I've also put some thought into doing quick notes for green tea. I drink green tea more than any other tea, but it has never been a "blog worthy" tea in my opinion. Maybe.

Todays tea is Golden Buddha from Red Blossom. Red Blossom only gives the English name, but they don't seem to rename any teas, so this is probably a style I haven't heard of before.

Dry leaf appearance: Very dark, slightly broken leaves with a few small brown leaves. In the right light, some green is visible.
Dry leaf aroma: Spicy and chocolaty. No charcoal, but smells strongly roasted.

First infusion: Pours a clear, dark amber colored liquor. Smells like roasted ripe fruit. The flavor seems to come in three parts. Ripe fruit is up front, but then the roasted flavors shows itself in a weird way. It tastes like a roasted tieguanyin. Then at last, it leaves a light but lasting aftertaste.

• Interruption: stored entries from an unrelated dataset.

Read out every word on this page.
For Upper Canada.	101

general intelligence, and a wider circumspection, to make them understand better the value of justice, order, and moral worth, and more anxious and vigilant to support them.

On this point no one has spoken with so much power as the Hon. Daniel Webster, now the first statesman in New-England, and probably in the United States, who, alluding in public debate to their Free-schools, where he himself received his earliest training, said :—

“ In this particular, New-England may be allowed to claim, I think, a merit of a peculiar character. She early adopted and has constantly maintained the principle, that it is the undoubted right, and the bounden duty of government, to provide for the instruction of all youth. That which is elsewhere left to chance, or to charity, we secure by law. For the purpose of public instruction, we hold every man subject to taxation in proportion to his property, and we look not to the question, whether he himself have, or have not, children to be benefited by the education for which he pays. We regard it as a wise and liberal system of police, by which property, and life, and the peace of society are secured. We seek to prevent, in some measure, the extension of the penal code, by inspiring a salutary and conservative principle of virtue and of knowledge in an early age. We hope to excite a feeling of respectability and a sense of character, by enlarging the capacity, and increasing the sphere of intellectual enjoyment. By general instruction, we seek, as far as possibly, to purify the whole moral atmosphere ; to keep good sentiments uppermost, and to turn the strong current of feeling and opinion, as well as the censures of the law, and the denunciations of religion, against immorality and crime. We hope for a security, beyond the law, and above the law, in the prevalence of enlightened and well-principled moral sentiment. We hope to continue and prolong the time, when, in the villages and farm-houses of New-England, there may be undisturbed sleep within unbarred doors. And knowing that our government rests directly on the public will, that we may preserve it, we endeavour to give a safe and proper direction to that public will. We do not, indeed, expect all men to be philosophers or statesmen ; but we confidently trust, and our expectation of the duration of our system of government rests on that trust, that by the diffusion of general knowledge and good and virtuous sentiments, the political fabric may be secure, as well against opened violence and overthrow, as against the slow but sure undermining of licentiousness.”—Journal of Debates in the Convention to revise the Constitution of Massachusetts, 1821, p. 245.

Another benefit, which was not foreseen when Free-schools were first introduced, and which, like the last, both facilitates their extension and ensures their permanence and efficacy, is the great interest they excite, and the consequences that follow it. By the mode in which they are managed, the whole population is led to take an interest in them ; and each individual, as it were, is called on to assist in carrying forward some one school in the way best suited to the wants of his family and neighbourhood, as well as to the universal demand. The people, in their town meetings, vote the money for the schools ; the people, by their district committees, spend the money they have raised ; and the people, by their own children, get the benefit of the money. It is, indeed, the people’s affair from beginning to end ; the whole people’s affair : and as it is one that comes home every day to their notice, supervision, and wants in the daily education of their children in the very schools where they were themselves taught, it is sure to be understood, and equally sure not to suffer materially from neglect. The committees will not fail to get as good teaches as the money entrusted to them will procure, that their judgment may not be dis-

Second infusion: This time the tieguanyin like roasting is upfront. Oddly, this time some charcoal flavors come out. The roasted flavor slowly becomes a sweet green tea like flavor before being overwhelmed by charcoal at the end. The aftertaste is more like hojicha rather than the usual lasting sweetness.

Third infusion: Starting to become smoother, and a bit creamy. Mostly just a roasted flavor now.

Fourth infusion: just a roasted flavor.

Overall, I don't know what to think of this tea. The roasted flavor that reminds me of TGY threw me off, and the hojicha roast threw me even further. I want to try it with more leaf than normal, and less time before I say anything more.